PARIS, 9 juillet (Le Parisien Matin) – Le gouvernement français a officialisé le lancement d’un programme d’aide d’urgence de 145 millions d’euros destiné à soutenir les agriculteurs face à la flambée des prix des engrais azotés. Cette hausse des coûts, provoquée par les tensions géopolitiques au Moyen-Orient et les perturbations majeures au niveau du détroit d’Hormuz, menace la rentabilité des exploitations nationales.
Le dispositif repose sur une enveloppe de 107 millions d’euros provenant de la réserve de crise de l’Union européenne, complétée par 38 millions d’euros de fonds publics français. L’objectif premier est de relancer les achats d’intrants, de stabiliser la trésorerie des fermes et de garantir la viabilité des récoltes pour 2027.
Le programme prévoit une aide financière échelonnée en fonction de la situation des exploitations. La subvention de base est fixée à 50 euros par tonne d’engrais azoté, dans la limite de la moitié de la consommation totale enregistrée par l’agriculteur en 2025.
Pour les exploitations les plus exposées, le montant de l’aide est porté à 70 euros par tonne. Ce tarif majoré s’applique spécifiquement lorsque les dépenses liées aux engrais représentent plus de 10 % des charges d’exploitation totales de la ferme.
Annie Genevard, ministre de l’Agriculture, a souligné la nécessité de cette intervention publique pour contrer les impacts des crises internationales sur la production nationale.
« Nous refusons de laisser une crise géopolitique internationale conduire nos agriculteurs à renoncer à produire. Soutenir les achats d’engrais aujourd’hui signifie préserver les récoltes de demain et protéger les revenus des agriculteurs », a déclaré la ministre lors d’une conférence de presse.

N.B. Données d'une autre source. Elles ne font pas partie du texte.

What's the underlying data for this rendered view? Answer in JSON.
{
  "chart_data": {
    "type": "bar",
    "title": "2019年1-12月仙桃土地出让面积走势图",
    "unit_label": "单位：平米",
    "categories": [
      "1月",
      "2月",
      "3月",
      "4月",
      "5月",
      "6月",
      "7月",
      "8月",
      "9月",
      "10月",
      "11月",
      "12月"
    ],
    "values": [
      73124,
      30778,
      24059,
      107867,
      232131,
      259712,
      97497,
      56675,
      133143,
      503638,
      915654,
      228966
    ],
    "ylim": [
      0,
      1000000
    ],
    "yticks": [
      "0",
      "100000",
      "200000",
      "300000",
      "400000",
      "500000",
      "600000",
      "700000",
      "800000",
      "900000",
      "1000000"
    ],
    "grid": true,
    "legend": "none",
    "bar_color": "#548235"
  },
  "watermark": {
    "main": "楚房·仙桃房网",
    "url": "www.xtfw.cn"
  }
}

Parallèlement à cette aide d’urgence, la France a dévoilé un programme d’investissement industriel de 2 milliards d’euros sur une période de dix ans. Le gouvernement prévoit une injection directe de 620 millions d’euros de fonds publics pour moderniser les sites existants et développer de nouvelles capacités de fabrication d’engrais azotés bas carbone.

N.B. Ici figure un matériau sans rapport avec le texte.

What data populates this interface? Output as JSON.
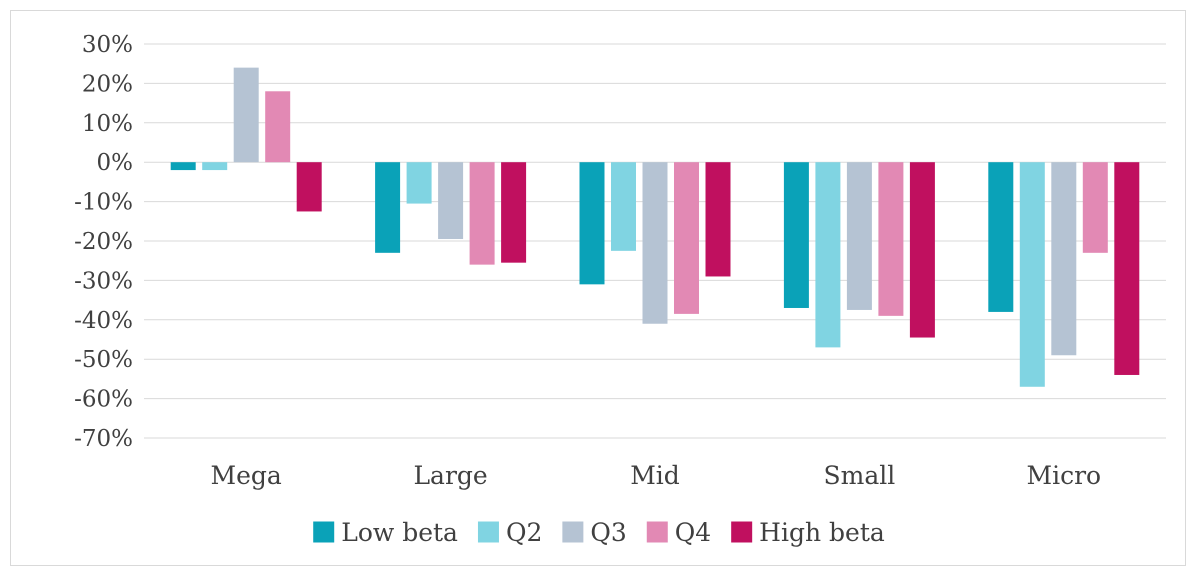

Ces investissements stratégiques visent à accroître la production nationale d’engrais azotés de 20 % d’ici 2032. Cette initiative cherche à réduire à terme la dépendance de la France vis-à-vis des voies de commerce mondiales soumises à une forte volatilité.
Le gouvernement maintient une vigilance constante sur l’évolution du marché des intrants. Une évaluation formelle de la situation sera réalisée le 1er octobre prochain. À cette occasion, les autorités analyseront notamment les corrections de marché induites par les négociations de cessez-le-feu entre les États-Unis et l’Iran.
Si les prix demeurent à des niveaux excessivement élevés au-delà de l’automne, des mesures de soutien supplémentaires pourraient être déployées par l’exécutif pour accompagner le monde agricole.